SCN5A-encoded Nav1.5 has been identified in gastrointestinal (GI) smooth muscle cells[84] and interstitial cells of Cajal,[85] raising suspicion that the familial preponderance of certain GI diseases could be attributable to heritable Na+ channel defects. Subsequent functional and animal studies confirmed the importance of SCN5A in GI motility,[86] and SCN5A variants are now thought to underlie human GI syndromes,[87] including reports of overlapping GI and BrS phenotypes.[88] This example highlights the importance of pursuing comprehensive evaluations in all patients, as yet unrecognized syndromes may relate to the ion channel genes.
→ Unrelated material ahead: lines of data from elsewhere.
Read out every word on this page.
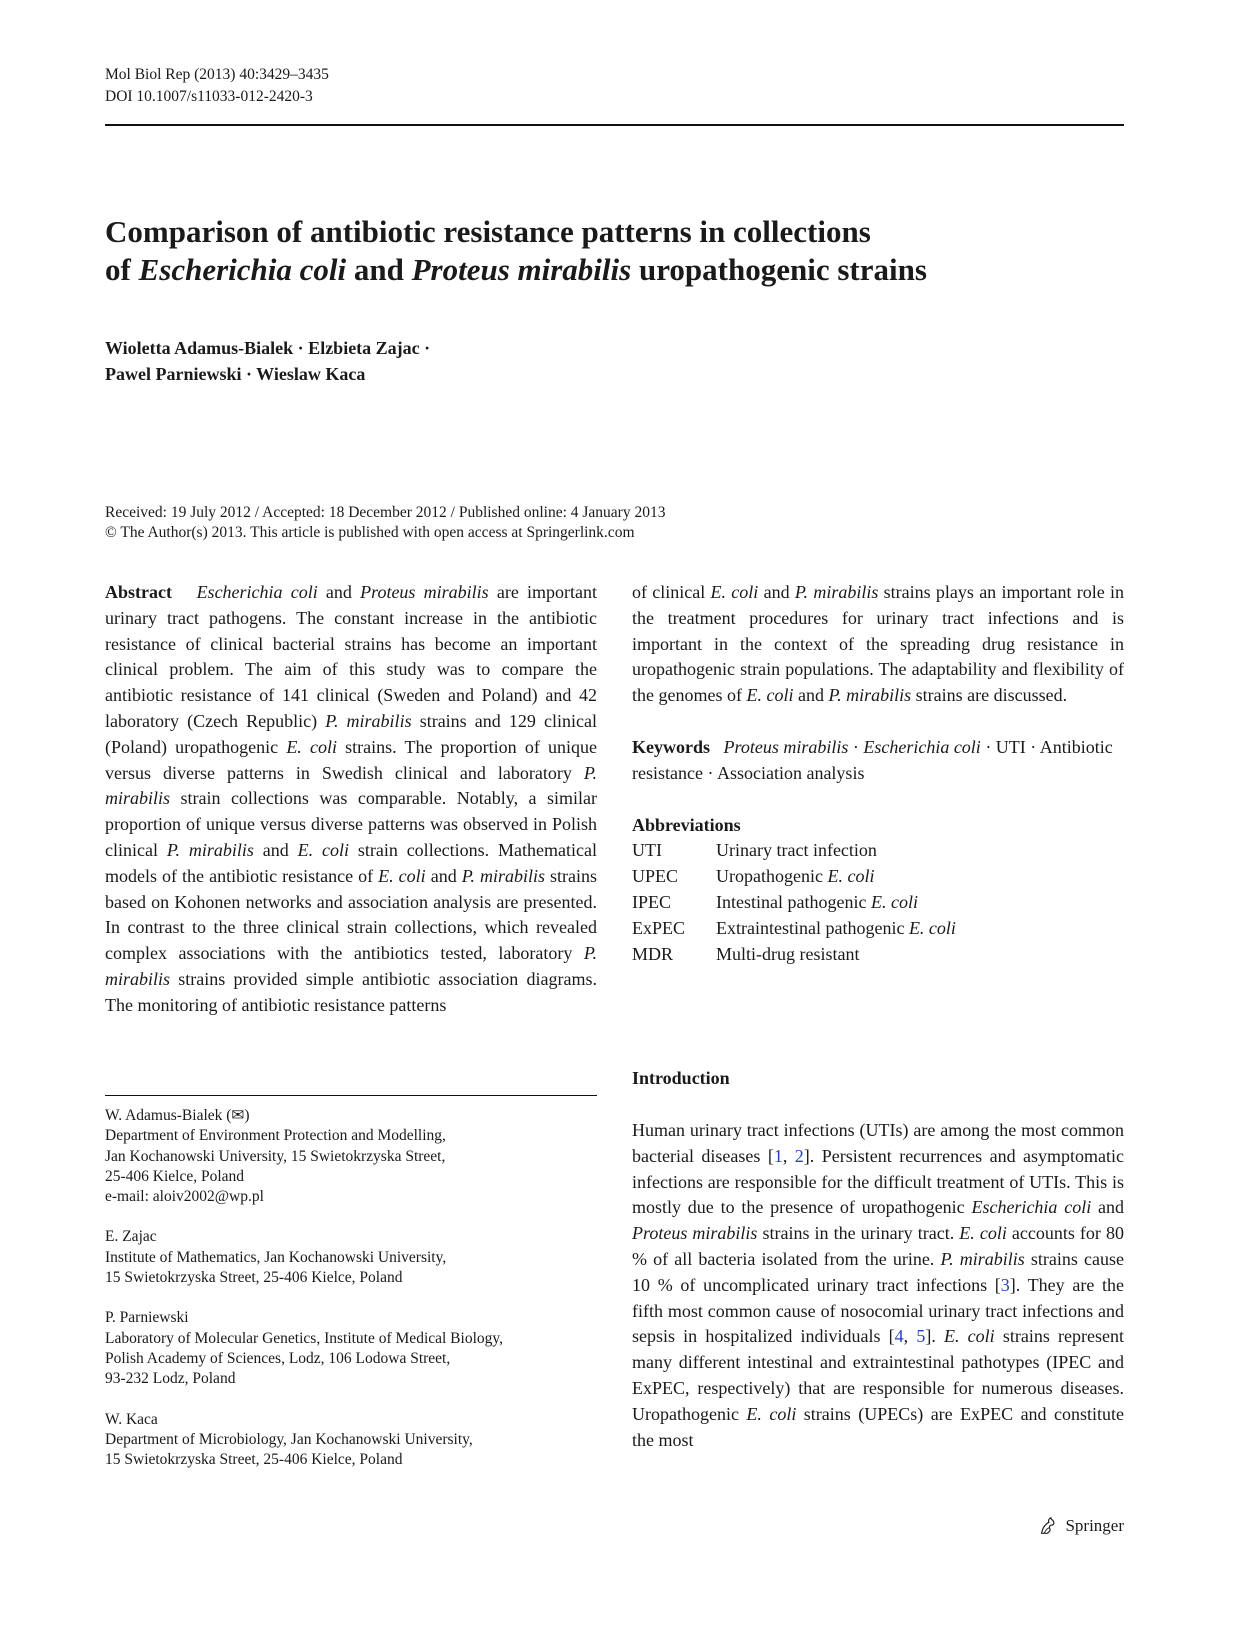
Mol Biol Rep (2013) 40:3429–3435
DOI 10.1007/s11033-012-2420-3
Comparison of antibiotic resistance patterns in collections
of Escherichia coli and Proteus mirabilis uropathogenic strains
Wioletta Adamus-Bialek · Elzbieta Zajac ·
Pawel Parniewski · Wieslaw Kaca
Received: 19 July 2012 / Accepted: 18 December 2012 / Published online: 4 January 2013
© The Author(s) 2013. This article is published with open access at Springerlink.com

Abstract Escherichia coli and Proteus mirabilis are important urinary tract pathogens. The constant increase in the antibiotic resistance of clinical bacterial strains has become an important clinical problem. The aim of this study was to compare the antibiotic resistance of 141 clinical (Sweden and Poland) and 42 laboratory (Czech Republic) P. mirabilis strains and 129 clinical (Poland) uropathogenic E. coli strains. The proportion of unique versus diverse patterns in Swedish clinical and laboratory P. mirabilis strain collections was comparable. Notably, a similar proportion of unique versus diverse patterns was observed in Polish clinical P. mirabilis and E. coli strain collections. Mathematical models of the antibiotic resistance of E. coli and P. mirabilis strains based on Kohonen networks and association analysis are presented. In contrast to the three clinical strain collections, which revealed complex associations with the antibiotics tested, laboratory P. mirabilis strains provided simple antibiotic association diagrams. The monitoring of antibiotic resistance patterns

of clinical E. coli and P. mirabilis strains plays an important role in the treatment procedures for urinary tract infections and is important in the context of the spreading drug resistance in uropathogenic strain populations. The adaptability and flexibility of the genomes of E. coli and P. mirabilis strains are discussed.

Keywords Proteus mirabilis · Escherichia coli · UTI · Antibiotic resistance · Association analysis
Abbreviations
UTI	Urinary tract infection
UPEC	Uropathogenic E. coli
IPEC	Intestinal pathogenic E. coli
ExPEC	Extraintestinal pathogenic E. coli
MDR	Multi-drug resistant
Introduction

Human urinary tract infections (UTIs) are among the most common bacterial diseases [1, 2]. Persistent recurrences and asymptomatic infections are responsible for the difficult treatment of UTIs. This is mostly due to the presence of uropathogenic Escherichia coli and Proteus mirabilis strains in the urinary tract. E. coli accounts for 80 % of all bacteria isolated from the urine. P. mirabilis strains cause 10 % of uncomplicated urinary tract infections [3]. They are the fifth most common cause of nosocomial urinary tract infections and sepsis in hospitalized individuals [4, 5]. E. coli strains represent many different intestinal and extraintestinal pathotypes (IPEC and ExPEC, respectively) that are responsible for numerous diseases. Uropathogenic E. coli strains (UPECs) are ExPEC and constitute the most

W. Adamus-Bialek (✉)
Department of Environment Protection and Modelling,
Jan Kochanowski University, 15 Swietokrzyska Street,
25-406 Kielce, Poland
e-mail: aloiv2002@wp.pl
E. Zajac
Institute of Mathematics, Jan Kochanowski University,
15 Swietokrzyska Street, 25-406 Kielce, Poland
P. Parniewski
Laboratory of Molecular Genetics, Institute of Medical Biology,
Polish Academy of Sciences, Lodz, 106 Lodowa Street,
93-232 Lodz, Poland
W. Kaca
Department of Microbiology, Jan Kochanowski University,
15 Swietokrzyska Street, 25-406 Kielce, Poland
Springer
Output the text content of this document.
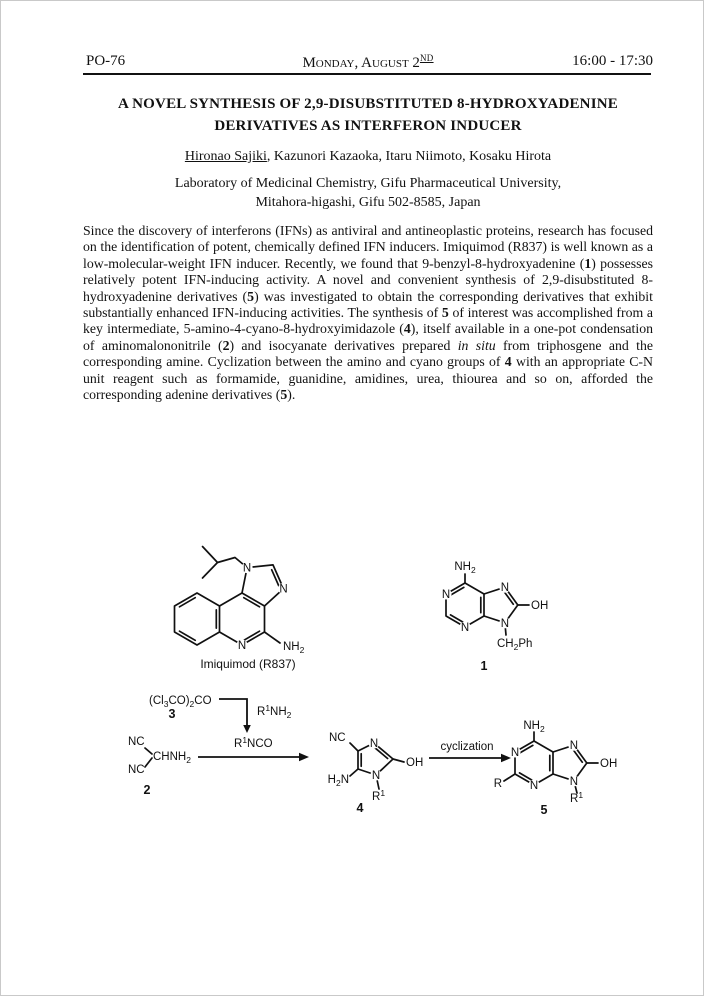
PO-76	Monday, August 2ND	16:00 - 17:30
A NOVEL SYNTHESIS OF 2,9-DISUBSTITUTED 8-HYDROXYADENINE
DERIVATIVES AS INTERFERON INDUCER

Hironao Sajiki, Kazunori Kazaoka, Itaru Niimoto, Kosaku Hirota

Laboratory of Medicinal Chemistry, Gifu Pharmaceutical University,
Mitahora-higashi, Gifu 502-8585, Japan

Since the discovery of interferons (IFNs) as antiviral and antineoplastic proteins, research has focused on the identification of potent, chemically defined IFN inducers. Imiquimod (R837) is well known as a low-molecular-weight IFN inducer. Recently, we found that 9-benzyl-8-hydroxyadenine (1) possesses relatively potent IFN-inducing activity. A novel and convenient synthesis of 2,9-disubstituted 8-hydroxyadenine derivatives (5) was investigated to obtain the corresponding derivatives that exhibit substantially enhanced IFN-inducing activities. The synthesis of 5 of interest was accomplished from a key intermediate, 5-amino-4-cyano-8-hydroxyimidazole (4), itself available in a one-pot condensation of aminomalononitrile (2) and isocyanate derivatives prepared in situ from triphosgene and the corresponding amine. Cyclization between the amino and cyano groups of 4 with an appropriate C-N unit reagent such as formamide, guanidine, amidines, urea, thiourea and so on, afforded the corresponding adenine derivatives (5).

N
N
N	$NH_2$
Imiquimod (R837)
N
N
N
N
$NH_2$
OH
$CH_2Ph$
1
$(Cl_3CO)_2CO$
3	$R^1NH_2$
$R^1NCO$
NC
NC
$CHNH_2$
2
N
N
NC
OH
$H_2N$
$R^1$
4
cyclization N
N
N
N
$NH_2$
R
OH
$R^1$
5
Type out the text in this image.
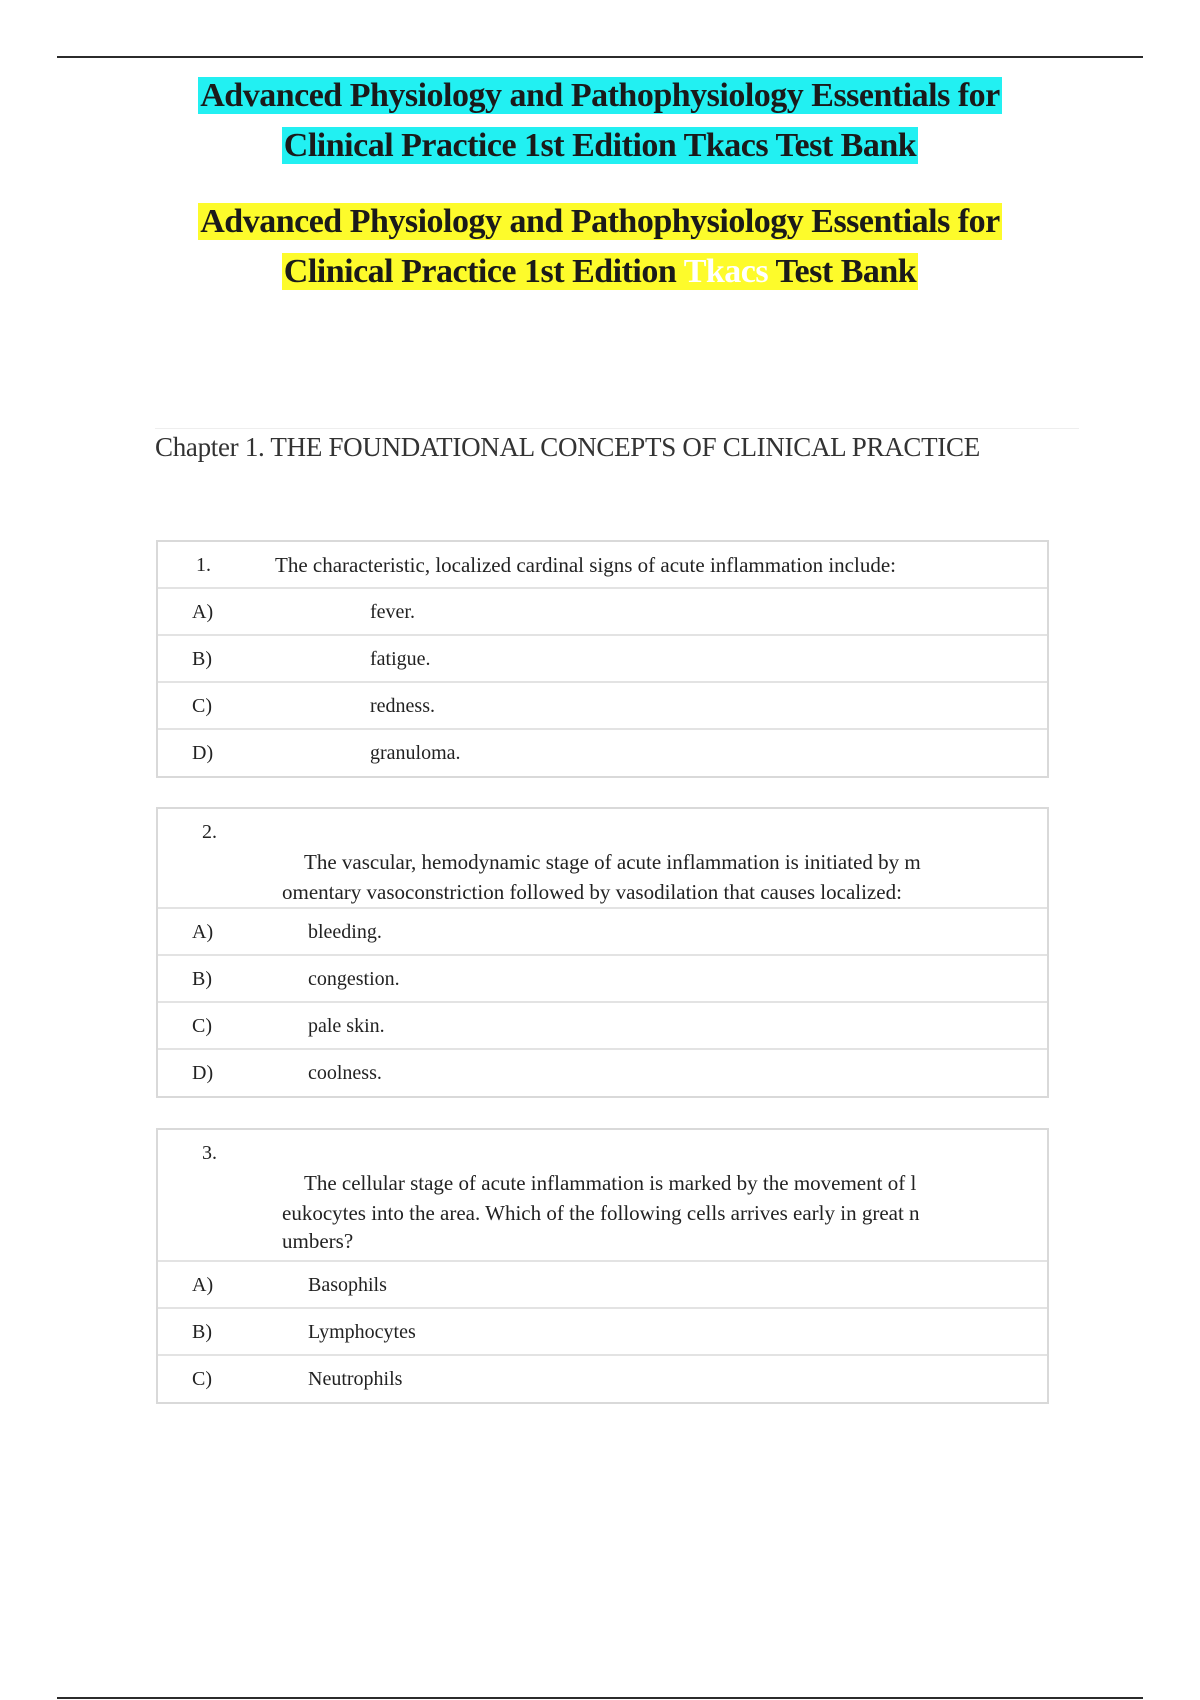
Advanced Physiology and Pathophysiology Essentials for
Clinical Practice 1st Edition Tkacs Test Bank
Advanced Physiology and Pathophysiology Essentials for
Clinical Practice 1st Edition Tkacs Test Bank
Chapter 1. THE FOUNDATIONAL CONCEPTS OF CLINICAL PRACTICE
1.	The characteristic, localized cardinal signs of acute inflammation include:
A)	fever.
B)	fatigue.
C)	redness.
D)	granuloma.
2.
The vascular, hemodynamic stage of acute inflammation is initiated by m
omentary vasoconstriction followed by vasodilation that causes localized:
A)	bleeding.
B)	congestion.
C)	pale skin.
D)	coolness.
3.
The cellular stage of acute inflammation is marked by the movement of l
eukocytes into the area. Which of the following cells arrives early in great n
umbers?
A)	Basophils
B)	Lymphocytes
C)	Neutrophils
Glucose control in CPVT patients with RYR2 mutations

RYR2 is ubiquitously expressed in a variety of tissues, including the brain and pancreas.[89] Using oral glucose tolerance testing, Santulli et al[90] found that patients with CPVT have impaired glucose regulation, likely related to RyR2 dysfunction. They recapitulated this phenotype in CPVT mice and then rescued β-cell function in vitro using small molecules that stabilize RyR2, called “Rycals.”[90] Rycals have not been studied in human CPVT but do offer hope that genotype-specific treatments are possible.[48]

Epilepsy

Ventricular arrhythmias can cause hypoxemic seizures, including reports of cardiac ion channelopathy masquerading as epilepsy.[14,91] The possibility of arrhythmic syncope must be considered in all patients with unexplained seizure, with a careful focus on the electrocardiogram and history. However, seizures can occur independent of arrhythmia in patients with channelopathy. KCNQ1 channels are expressed in both neural and cardiac tissue,[13] and primary epilepsy and LQTS have been reported to coexist in 1 LQT1 family.[92] This relationship extends to LQT2,[14] in which seizures may be even more prevalent.[93] Recently, whole exome sequencing of SUD in epilepsy victims revealed several rare LQTS variants.[15] Animal models further support evidence of a phenotypic overlap.[69] In ATS,[71] BrS,[72] and CPVT,[70] this phenomenon may also exist, making cardiocerebral-channelopathy overlap syndrome[91] a suitable all-encompassing term. We recommend that cardiologists and neurologists pursue detailed phenotyping in patients with arrhythmias and seizures (Figure 1) so as not to miss this unifying syndrome.

Figure 1.

Simplified algorithm for the assessment of a potential ion channel overlap syndrome.

Conclusions

Mutations in the ion channel genes underlie a variety of phenotypes that extend beyond the electrocardiogram, ranging from overt, life-threatening symptoms, to concealed, benign pathology. The most recognized overlapping manifestations include cardiomyopathy and the systemic features of LQTS, almost all of which were described before the modern molecular era. So far, no unifying mechanism exists to explain these syndromes, and a variety of additional factors may influence gene expression in ion channel diseases, such as epigenetic factors in cancer proliferation,[94] genetic compartmentalization in heart disease,[95] and posttranslational modifications in epilepsy.[96] The ion channels interact with one another, and disruption of one channel may induce dysfunction in another, as has been shown with Ca2+ regulation in LQTS models.[97] In many of these examples, genetic causation may be questionable,[98] and genetic testing is probabilistic in nature.[99] We propose an assessment model (Figure 1) that emphasizes the multidisciplinary care required to evaluate these syndromes. In the future, improved clinical recognition will inform further molecular studies on the mechanistic basis of the nonarrhythmic phenotypes.